The tool description SHALL clearly distinguish `tags` (selection filter) from `add`/`remove` (tag changes to apply).
#### Scenario: MCP bulk tag update
- **WHEN** `kb_bulk_tags(tags=["agent:mybot"], add=["reviewed"], remove=["draft"])` is called
- **THEN** the engine client SHALL send the appropriate `POST /api/v1/bulk/tags` request
### Requirement: MCP bulk set-tags tool
The MCP server SHALL expose a `kb_bulk_set_tags` tool with parameters: `document_ids`, `tags`, `doc_type`, `from_id`, `to_id` (selection filters), plus `new_tags` (list of str) and `force` (optional bool).
#### Scenario: MCP bulk set tags
- **WHEN** `kb_bulk_set_tags(doc_type="note", new_tags=["clean"])` is called
- **THEN** the engine client SHALL send `POST /api/v1/bulk/set-tags` with `{"doc_type": "note", "new_tags": ["clean"]}`
### Requirement: MCP engine client bulk methods
The MCP engine client (`mcp/engine.py`) SHALL provide three new methods:
- `bulk_delete(document_ids?, tags?, doc_type?, from_id?, to_id?, force?)` → dict
- `bulk_tags(document_ids?, tags?, doc_type?, from_id?, to_id?, add?, remove?, force?)` → dict
- `bulk_set_tags(document_ids?, tags?, doc_type?, from_id?, to_id?, new_tags?, force?)` → dict
Each SHALL send a POST request to the corresponding `/api/v1/bulk/*` endpoint with the parameters as a JSON body. Each SHALL raise on non-2xx status codes, consistent with existing methods.
### Requirement: CLI bulk-remove command
The CLI SHALL expose a `kb bulk-remove` command with flags: `--tags` (comma-separated), `--type`, `--ids` (comma-separated), `--from-id`, `--to-id`, `--force`/`-f`, `--yes`/`-y`.
Without `--yes`, the CLI SHALL first display the match count and ask for interactive confirmation before proceeding.
The command SHALL call `POST /api/v1/bulk/delete` with the constructed filter.

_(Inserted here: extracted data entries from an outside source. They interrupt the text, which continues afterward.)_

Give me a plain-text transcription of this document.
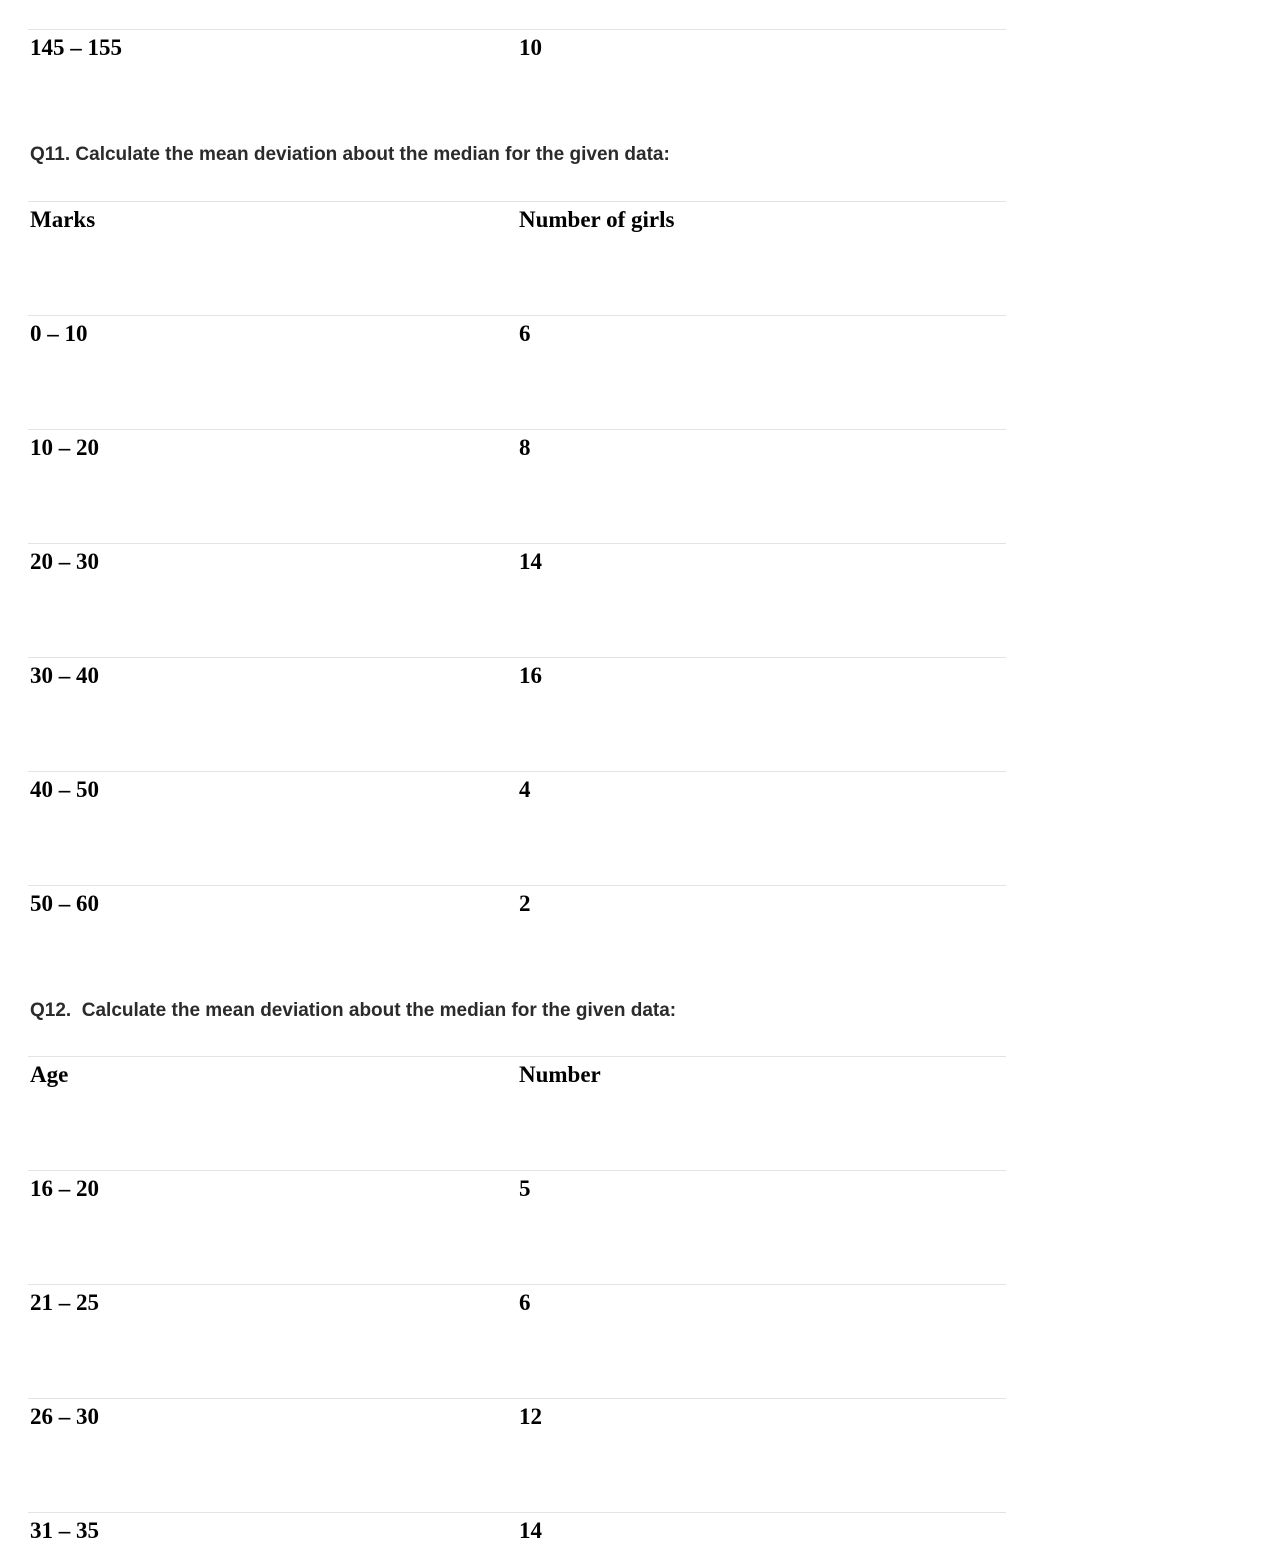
145 – 155	10
Q11. Calculate the mean deviation about the median for the given data:
Marks	Number of girls
0 – 10	6
10 – 20	8
20 – 30	14
30 – 40	16
40 – 50	4
50 – 60	2
Q12.  Calculate the mean deviation about the median for the given data:
Age	Number
16 – 20	5
21 – 25	6
26 – 30	12
31 – 35	14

#### Scenario: CLI bulk remove with confirmation
- **WHEN** `kb bulk-remove --tags "draft,old" --type note` is run without `--yes`
- **THEN** the CLI SHALL display "This will delete N documents matching: tags=[draft,old] type=note" and prompt "Proceed? [y/N]"
#### Scenario: CLI bulk remove with --yes
- **WHEN** `kb bulk-remove --tags "draft" --yes` is run
- **THEN** the CLI SHALL proceed without prompting
### Requirement: CLI bulk-tag command
The CLI SHALL expose a `kb bulk-tag` command with the same filter flags as `bulk-remove`, plus `--add` and `--remove` (comma-separated tag lists).
The command SHALL call `POST /api/v1/bulk/tags` with the constructed filter and tag changes.
### Requirement: CLI bulk-set-tags command
The CLI SHALL expose a `kb bulk-set-tags` command with the filter flags, plus `--set` (comma-separated list of replacement tags).
The command SHALL call `POST /api/v1/bulk/set-tags` with the constructed filter and `new_tags`.